Gênese da Campanha

O Eclipse Gêmeo

Tudo começou quando os céus sangraram. O fenômeno não poupou nenhuma linha do tempo e nenhuma dimensão. Seja nos reinos arruinados de fantasia, nos becos úmidos de uma metrópole moderna, ou nas superestruturas de neon de 2077, o sol foi engolido por uma esfera escarlate. A Deusa da Podridão despertou.

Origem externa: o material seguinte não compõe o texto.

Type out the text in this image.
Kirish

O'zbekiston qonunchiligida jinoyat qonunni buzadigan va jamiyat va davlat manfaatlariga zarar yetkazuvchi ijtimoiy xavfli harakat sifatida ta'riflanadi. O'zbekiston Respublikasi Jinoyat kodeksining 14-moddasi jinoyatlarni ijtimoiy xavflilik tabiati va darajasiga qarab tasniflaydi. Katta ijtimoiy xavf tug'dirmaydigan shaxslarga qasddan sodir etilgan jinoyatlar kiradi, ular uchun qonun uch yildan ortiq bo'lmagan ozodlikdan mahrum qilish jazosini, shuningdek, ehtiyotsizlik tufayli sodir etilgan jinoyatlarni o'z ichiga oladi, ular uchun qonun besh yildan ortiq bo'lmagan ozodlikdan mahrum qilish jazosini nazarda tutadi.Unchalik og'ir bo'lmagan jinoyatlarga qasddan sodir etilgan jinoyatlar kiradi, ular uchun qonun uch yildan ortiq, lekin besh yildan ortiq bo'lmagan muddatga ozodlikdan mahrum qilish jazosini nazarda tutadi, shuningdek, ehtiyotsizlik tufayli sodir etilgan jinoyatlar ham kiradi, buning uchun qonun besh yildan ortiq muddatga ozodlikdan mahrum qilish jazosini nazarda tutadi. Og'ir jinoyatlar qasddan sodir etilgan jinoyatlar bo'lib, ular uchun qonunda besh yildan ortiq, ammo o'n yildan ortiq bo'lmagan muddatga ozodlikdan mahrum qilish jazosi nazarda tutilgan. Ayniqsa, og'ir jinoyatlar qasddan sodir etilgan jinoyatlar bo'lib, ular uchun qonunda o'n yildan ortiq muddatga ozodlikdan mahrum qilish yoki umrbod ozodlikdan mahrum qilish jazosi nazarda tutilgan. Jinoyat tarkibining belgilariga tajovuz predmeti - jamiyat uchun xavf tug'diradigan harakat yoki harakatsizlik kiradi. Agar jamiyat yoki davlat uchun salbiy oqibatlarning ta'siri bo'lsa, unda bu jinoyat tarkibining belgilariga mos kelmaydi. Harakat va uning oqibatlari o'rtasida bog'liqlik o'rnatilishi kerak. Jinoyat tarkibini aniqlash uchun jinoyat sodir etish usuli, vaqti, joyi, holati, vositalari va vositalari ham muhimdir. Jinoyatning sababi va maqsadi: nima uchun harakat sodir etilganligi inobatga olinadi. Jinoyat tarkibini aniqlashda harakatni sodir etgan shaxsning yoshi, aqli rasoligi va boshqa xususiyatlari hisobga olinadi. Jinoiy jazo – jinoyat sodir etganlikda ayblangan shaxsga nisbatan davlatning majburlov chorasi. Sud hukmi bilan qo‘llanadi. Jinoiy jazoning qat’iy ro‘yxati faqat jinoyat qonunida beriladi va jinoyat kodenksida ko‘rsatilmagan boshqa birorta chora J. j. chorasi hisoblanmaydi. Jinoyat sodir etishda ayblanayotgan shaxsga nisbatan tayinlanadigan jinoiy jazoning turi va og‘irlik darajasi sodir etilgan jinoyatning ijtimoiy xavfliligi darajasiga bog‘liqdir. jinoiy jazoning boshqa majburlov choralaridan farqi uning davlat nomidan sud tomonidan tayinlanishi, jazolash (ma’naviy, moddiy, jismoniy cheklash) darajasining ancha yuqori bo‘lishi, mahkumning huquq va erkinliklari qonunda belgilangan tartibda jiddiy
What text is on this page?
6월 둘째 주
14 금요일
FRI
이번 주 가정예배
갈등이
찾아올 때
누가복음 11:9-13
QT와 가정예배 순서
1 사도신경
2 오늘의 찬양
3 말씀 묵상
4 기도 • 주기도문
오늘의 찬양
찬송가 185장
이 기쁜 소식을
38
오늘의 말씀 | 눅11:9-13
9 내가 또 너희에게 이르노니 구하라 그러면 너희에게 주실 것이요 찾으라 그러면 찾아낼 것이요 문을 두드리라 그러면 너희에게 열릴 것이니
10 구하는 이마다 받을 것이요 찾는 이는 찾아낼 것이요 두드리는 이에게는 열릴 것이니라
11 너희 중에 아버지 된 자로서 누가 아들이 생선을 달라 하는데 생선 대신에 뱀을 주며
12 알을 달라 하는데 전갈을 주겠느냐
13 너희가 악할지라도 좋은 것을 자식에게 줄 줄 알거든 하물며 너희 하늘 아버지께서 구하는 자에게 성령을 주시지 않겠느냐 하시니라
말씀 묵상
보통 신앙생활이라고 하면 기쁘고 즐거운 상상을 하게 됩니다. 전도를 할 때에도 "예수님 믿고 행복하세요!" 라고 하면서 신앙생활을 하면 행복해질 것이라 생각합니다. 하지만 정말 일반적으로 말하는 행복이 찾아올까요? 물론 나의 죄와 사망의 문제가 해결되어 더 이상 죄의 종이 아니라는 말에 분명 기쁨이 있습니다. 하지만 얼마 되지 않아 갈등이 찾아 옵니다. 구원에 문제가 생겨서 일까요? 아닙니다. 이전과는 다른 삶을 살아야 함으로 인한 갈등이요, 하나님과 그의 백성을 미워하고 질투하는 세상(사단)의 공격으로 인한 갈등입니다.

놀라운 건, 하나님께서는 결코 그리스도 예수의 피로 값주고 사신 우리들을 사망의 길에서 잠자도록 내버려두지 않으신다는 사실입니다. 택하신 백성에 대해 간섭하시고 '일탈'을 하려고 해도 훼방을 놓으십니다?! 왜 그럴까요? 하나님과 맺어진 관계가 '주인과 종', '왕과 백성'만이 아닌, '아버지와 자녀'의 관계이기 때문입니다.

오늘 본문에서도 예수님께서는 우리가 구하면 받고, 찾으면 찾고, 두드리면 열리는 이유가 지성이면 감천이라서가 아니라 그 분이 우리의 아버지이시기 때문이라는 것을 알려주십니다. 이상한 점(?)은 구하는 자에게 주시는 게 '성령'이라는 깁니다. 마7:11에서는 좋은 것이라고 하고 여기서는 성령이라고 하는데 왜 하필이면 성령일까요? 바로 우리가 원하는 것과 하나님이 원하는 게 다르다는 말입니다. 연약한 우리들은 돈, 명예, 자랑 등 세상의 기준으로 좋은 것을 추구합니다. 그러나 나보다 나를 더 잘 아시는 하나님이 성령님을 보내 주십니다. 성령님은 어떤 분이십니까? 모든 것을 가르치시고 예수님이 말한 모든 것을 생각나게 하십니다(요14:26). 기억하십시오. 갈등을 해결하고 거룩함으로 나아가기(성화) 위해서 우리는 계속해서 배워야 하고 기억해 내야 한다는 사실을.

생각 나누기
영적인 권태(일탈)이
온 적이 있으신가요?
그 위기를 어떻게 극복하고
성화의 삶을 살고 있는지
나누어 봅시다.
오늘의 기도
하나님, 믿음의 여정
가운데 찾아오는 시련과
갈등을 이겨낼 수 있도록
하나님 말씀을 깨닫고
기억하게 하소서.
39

Em Marches, as fronteiras da realidade se romperam. O que era um fenômeno astronômico transformou-se em uma praga existencial. A doença do Hanahaki corrompeu a magia, infectou o sangue dos vampiros e distorceu até mesmo o cromo e a cibernética dos modificados.

O Eclipse
Vertente I - Dungeons & Dragons 5E

Os Reinos Caídos

A magia não é mais um milagre, é uma maldição. Os conjuradores sentem o gosto de cinzas e sangue em suas bocas a cada feitiço invocado. Paladinos descobriram que seus Deuses estão mortos, ou pior, foram substituídos por algo que os observa no escuro.

Esta vertente é focada em sobrevivência, horror cósmico e fantasia sombria. Os heróis não estão aqui para salvar o mundo; eles estão aqui para garantir que o mundo sobreviva à próxima noite. O combate é letal e a exploração exige sacrifícios reais.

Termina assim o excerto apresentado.